At the same time, museums are keen to reinforce their cultural authority. When describing their contributions, they reach for active verbs such as educate, create and interpret, which, by extension, assume a somewhat passive audience. The museum dispenses knowledge from a stance of superior pedagogical responsibility. The public is invited to learn, experience and absorb, but not to determine what the institution does.
Moreover, the statements tend to express museums’ individual agendas, not a big-tent ideal. Each institution puts forward its own distinct value proposition. Words depicting the museum as a community asset, the proverbial public square invoked in much current discourse on art institutions—environment, social, access, hub, place, live—do bubble up into the top tier. But the variation among the missions still leaves the impression that museums, as a group, do not clearly converge around a shared set of goals.
Instead of consistency, the missions offer a feast of symbolically freighted phraseology. What will tomorrow’s linguistic anthropologists make of words such as define, for example—used in its adjectival form in five mission statements, as in, “the defining modern art museum”? Will they conclude that the institution succeeded in defining a form of creativity? What kind of art was it, they might wonder, that demanded such ceaseless definition? And how will they square the imperative to define and redefine with the result that the words experiment and re-evaluate appear as minor blips on the cognitive map of museum missions?
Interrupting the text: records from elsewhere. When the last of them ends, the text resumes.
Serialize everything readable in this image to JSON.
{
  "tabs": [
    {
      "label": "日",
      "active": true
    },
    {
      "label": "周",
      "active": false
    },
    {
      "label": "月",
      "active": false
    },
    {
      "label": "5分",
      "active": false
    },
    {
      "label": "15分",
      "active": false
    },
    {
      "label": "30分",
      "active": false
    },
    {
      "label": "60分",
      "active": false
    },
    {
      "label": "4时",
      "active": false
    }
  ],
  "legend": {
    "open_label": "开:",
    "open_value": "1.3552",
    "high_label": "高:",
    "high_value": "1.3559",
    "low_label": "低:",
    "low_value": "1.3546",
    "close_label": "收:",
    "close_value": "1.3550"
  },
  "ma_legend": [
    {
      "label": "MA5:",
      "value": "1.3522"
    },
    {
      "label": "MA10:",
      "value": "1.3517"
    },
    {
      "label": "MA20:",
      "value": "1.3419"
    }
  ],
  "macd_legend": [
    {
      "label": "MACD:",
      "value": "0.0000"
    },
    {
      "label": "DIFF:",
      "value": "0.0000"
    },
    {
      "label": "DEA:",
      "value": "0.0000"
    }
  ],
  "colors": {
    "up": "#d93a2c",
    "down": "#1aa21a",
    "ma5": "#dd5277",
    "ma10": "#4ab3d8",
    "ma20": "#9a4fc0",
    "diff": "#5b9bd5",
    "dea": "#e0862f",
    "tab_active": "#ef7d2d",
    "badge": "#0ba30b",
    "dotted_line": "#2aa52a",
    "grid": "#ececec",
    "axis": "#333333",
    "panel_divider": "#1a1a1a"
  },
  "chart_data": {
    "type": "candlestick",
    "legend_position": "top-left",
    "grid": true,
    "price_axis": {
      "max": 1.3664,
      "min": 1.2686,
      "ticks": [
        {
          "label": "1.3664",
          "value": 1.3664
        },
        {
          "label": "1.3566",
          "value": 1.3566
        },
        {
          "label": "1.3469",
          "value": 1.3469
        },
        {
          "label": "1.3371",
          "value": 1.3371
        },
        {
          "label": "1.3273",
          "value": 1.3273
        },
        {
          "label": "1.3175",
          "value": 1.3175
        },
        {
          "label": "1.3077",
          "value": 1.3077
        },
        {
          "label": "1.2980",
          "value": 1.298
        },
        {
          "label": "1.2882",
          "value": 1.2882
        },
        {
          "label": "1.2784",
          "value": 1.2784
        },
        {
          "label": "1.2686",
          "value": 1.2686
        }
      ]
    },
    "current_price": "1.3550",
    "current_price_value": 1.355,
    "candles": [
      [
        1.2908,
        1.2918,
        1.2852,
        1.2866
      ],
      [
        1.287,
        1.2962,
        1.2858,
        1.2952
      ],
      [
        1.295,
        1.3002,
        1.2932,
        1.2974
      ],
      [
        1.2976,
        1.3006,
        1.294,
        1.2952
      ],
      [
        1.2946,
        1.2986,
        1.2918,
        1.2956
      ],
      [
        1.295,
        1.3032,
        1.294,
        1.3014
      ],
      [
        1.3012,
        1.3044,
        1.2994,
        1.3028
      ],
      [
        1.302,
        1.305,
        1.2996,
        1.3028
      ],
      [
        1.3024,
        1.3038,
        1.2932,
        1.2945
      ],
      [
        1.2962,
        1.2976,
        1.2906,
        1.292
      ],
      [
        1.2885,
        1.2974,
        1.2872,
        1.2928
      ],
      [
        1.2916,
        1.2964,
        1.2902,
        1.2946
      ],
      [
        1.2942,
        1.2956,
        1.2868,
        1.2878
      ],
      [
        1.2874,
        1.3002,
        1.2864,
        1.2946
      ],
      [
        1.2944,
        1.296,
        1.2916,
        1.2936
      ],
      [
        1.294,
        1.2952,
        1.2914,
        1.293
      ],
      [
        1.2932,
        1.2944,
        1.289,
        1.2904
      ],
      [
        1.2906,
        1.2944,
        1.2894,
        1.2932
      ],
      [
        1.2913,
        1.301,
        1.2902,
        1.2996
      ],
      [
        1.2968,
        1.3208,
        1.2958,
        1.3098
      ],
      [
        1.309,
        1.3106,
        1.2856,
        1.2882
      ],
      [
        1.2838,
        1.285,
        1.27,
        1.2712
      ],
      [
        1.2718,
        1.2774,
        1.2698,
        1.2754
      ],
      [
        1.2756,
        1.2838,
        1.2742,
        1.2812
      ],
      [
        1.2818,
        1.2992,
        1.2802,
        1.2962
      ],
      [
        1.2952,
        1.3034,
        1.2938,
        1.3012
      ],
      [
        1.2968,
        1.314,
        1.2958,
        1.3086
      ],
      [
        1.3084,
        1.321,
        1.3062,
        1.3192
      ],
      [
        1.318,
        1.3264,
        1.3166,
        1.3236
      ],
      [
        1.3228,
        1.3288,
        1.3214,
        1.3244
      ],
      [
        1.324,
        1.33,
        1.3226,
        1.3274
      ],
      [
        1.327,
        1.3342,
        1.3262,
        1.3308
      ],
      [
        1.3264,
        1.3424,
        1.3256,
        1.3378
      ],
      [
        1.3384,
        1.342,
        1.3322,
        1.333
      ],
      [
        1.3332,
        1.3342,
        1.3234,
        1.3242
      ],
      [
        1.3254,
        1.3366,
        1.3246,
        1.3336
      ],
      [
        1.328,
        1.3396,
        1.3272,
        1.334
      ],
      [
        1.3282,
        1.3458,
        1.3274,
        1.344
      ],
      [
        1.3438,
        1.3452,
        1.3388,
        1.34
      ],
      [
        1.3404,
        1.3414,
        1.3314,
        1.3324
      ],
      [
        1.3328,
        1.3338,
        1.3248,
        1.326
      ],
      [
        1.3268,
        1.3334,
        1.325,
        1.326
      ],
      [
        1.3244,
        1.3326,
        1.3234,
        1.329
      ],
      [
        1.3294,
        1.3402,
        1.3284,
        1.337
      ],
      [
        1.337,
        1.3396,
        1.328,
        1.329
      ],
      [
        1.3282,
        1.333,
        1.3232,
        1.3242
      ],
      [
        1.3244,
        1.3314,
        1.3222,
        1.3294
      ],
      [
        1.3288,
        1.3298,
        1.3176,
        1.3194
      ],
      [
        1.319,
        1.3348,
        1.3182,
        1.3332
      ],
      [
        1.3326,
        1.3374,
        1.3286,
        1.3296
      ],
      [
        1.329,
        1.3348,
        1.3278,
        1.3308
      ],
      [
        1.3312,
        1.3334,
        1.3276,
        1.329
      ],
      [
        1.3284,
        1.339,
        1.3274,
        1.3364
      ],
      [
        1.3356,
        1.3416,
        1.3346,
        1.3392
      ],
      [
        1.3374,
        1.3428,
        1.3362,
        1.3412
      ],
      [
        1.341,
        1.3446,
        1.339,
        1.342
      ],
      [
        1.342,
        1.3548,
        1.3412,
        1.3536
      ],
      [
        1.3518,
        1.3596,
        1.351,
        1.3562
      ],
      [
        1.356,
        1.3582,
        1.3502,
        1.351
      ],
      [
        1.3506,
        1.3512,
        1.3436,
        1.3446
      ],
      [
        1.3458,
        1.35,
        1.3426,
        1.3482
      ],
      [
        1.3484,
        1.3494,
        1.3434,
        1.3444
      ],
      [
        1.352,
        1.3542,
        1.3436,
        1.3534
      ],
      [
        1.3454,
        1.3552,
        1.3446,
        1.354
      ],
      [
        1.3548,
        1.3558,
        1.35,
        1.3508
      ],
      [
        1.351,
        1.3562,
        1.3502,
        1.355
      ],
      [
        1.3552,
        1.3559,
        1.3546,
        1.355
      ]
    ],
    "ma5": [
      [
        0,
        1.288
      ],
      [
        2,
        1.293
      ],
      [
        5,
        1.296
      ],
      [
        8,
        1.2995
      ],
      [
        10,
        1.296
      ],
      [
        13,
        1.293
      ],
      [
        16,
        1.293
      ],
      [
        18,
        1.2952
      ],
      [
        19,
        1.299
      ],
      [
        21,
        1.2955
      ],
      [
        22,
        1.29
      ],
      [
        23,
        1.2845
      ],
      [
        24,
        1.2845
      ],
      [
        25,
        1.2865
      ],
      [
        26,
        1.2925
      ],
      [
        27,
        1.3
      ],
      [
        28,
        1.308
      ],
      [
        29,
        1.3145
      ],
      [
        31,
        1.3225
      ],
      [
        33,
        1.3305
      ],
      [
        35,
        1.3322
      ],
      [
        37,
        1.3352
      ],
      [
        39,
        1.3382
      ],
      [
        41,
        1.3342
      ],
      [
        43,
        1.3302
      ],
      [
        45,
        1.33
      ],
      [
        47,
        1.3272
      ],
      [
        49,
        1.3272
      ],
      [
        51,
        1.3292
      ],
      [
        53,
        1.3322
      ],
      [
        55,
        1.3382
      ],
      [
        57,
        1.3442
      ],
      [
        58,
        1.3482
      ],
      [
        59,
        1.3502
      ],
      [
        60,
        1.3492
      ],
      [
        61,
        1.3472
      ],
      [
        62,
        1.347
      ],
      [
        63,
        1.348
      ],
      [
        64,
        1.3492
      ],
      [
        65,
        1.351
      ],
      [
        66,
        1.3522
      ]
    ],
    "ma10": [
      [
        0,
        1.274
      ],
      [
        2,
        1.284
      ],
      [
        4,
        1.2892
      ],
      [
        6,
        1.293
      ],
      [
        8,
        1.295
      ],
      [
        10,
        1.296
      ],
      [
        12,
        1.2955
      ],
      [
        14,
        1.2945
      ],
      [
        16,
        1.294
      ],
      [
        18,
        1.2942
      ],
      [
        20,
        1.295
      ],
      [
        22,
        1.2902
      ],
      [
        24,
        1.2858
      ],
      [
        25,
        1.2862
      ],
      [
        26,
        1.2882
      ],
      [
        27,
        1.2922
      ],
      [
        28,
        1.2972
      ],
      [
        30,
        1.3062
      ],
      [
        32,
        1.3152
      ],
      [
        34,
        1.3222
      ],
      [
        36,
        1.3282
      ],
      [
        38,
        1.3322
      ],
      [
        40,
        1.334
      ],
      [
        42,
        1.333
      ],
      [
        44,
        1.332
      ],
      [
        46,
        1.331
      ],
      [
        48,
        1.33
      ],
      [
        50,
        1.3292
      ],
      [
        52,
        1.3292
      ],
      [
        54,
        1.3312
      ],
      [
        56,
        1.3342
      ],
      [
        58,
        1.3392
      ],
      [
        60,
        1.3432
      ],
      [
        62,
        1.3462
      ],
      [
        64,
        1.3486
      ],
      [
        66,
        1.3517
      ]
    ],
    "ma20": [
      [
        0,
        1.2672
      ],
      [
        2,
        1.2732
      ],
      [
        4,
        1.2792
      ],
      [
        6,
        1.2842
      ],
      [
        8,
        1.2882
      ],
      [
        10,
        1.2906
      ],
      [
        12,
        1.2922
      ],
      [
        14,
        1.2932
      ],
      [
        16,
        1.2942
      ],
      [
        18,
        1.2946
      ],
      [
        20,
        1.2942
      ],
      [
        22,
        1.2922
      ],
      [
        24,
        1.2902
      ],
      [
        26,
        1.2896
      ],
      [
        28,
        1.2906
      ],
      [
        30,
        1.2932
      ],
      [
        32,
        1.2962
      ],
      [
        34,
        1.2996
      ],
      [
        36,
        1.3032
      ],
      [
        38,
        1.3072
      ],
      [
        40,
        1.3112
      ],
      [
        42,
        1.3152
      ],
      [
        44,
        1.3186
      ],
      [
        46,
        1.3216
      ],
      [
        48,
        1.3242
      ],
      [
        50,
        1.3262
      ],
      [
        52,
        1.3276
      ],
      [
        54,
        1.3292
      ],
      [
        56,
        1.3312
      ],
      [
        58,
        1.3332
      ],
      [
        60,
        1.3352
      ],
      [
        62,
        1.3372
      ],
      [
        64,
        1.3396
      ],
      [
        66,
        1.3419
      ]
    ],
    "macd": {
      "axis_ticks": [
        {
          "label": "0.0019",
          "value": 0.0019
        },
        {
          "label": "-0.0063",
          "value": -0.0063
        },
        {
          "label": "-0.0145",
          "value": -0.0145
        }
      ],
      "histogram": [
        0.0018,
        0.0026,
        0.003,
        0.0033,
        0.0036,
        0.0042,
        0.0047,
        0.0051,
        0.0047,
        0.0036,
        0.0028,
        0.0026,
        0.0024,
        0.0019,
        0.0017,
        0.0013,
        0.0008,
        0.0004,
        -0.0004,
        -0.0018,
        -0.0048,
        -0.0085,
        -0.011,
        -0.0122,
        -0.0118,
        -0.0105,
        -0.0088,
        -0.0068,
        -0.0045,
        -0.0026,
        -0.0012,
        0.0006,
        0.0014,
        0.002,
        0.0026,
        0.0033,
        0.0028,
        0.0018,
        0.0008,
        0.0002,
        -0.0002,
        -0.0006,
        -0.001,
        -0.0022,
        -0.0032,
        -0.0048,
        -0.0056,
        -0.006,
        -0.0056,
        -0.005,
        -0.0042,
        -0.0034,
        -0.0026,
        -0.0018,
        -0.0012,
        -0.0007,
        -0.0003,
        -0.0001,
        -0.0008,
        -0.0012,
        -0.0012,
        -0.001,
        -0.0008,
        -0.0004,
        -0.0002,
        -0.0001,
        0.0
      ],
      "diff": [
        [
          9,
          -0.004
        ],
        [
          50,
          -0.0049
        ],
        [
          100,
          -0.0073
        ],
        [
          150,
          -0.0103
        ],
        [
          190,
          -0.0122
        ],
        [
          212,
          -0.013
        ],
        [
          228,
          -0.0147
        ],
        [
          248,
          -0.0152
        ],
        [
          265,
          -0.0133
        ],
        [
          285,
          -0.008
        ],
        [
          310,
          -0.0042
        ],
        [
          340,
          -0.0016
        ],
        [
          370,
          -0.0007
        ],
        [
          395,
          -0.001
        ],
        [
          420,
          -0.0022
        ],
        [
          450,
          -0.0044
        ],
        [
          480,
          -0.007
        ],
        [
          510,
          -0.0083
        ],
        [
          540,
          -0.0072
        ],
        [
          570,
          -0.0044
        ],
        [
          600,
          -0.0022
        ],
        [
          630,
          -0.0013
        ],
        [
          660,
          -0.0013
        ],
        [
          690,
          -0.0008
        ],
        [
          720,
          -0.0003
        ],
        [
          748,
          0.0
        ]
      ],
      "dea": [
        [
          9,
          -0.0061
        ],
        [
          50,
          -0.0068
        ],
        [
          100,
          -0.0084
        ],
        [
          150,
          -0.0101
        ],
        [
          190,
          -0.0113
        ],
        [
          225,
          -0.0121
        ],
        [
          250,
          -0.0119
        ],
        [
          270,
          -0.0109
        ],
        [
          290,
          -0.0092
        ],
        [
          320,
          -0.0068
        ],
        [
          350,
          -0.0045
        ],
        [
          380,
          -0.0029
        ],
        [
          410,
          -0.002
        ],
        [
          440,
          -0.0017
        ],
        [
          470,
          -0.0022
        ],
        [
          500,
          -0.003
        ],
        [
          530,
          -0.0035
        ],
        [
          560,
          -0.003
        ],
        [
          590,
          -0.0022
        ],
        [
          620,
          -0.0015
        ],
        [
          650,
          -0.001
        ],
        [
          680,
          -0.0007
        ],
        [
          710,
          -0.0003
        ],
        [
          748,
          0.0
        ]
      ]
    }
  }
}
Only time will tell.
Fuzzy language
Do any museums, or types of museums, have similar mission statements? Yes and no. On the one hand, size does matter—sometimes. Larger museums, balancing more constituencies, tend to write longer mission statements (MoMA’s 420 words are trailed by the National Gallery’s 403, and the Boston Museum of Fine Art’s 292). On the other hand, the most universal collecting and exhibiting mandates do not necessarily command the longest mission statements. Some heralded encyclopedic museums get by with quite short ones—the Detroit Institute of Arts (11), the Minneapolis Institute of Arts (23), and the Philadelphia Museum of Art (37).
One pattern that does seem to cut across categories is the vogue for anodyne formulations that set no tangible goals and forestall accountability. Museums all too often strive, engage and foster. Variations on this theme abound: advance, seek, aim, offer, sustain, affirm, focus, honor, consider, invite, and so on.
To the dismay of foundation and government officials, there is little in this vocabulary to lend itself to measurable outcomes. Lack of specificity, in fact, may be the one trait that mission statements have in common.
A more generous interpretation could be that the mission statements reflect a philosophical crossroads where museums now find themselves.
Not that long ago, in 1999, the museum administrator and scholar Stephen Weil, a staunch advocate of making museums hospitable, titled an influential essay, “From Being about Something to Being for Somebody: the Ongoing Transformation of the American Art Museum”. He argued that “in the emerging museum, responsiveness to the community must be understood not as a surrender, but, quite literally, as a fulfillment”. Yet even Weil might have been surprised to find serve, audience and communities among the top 20 words in today’s museum mission statements.
Slowly but surely, it seems museums are handing over some authority to their audiences. The fuzzy, all-over-the-place rhetoric may be masking this transition. It’s possible that museums are trading in one set of self-definitions, involving absolutes and excellence, for another, stressing audience orientation, inclusiveness and interactivity.
So which is it? A fractured landscape, or a transitional moment? You decide.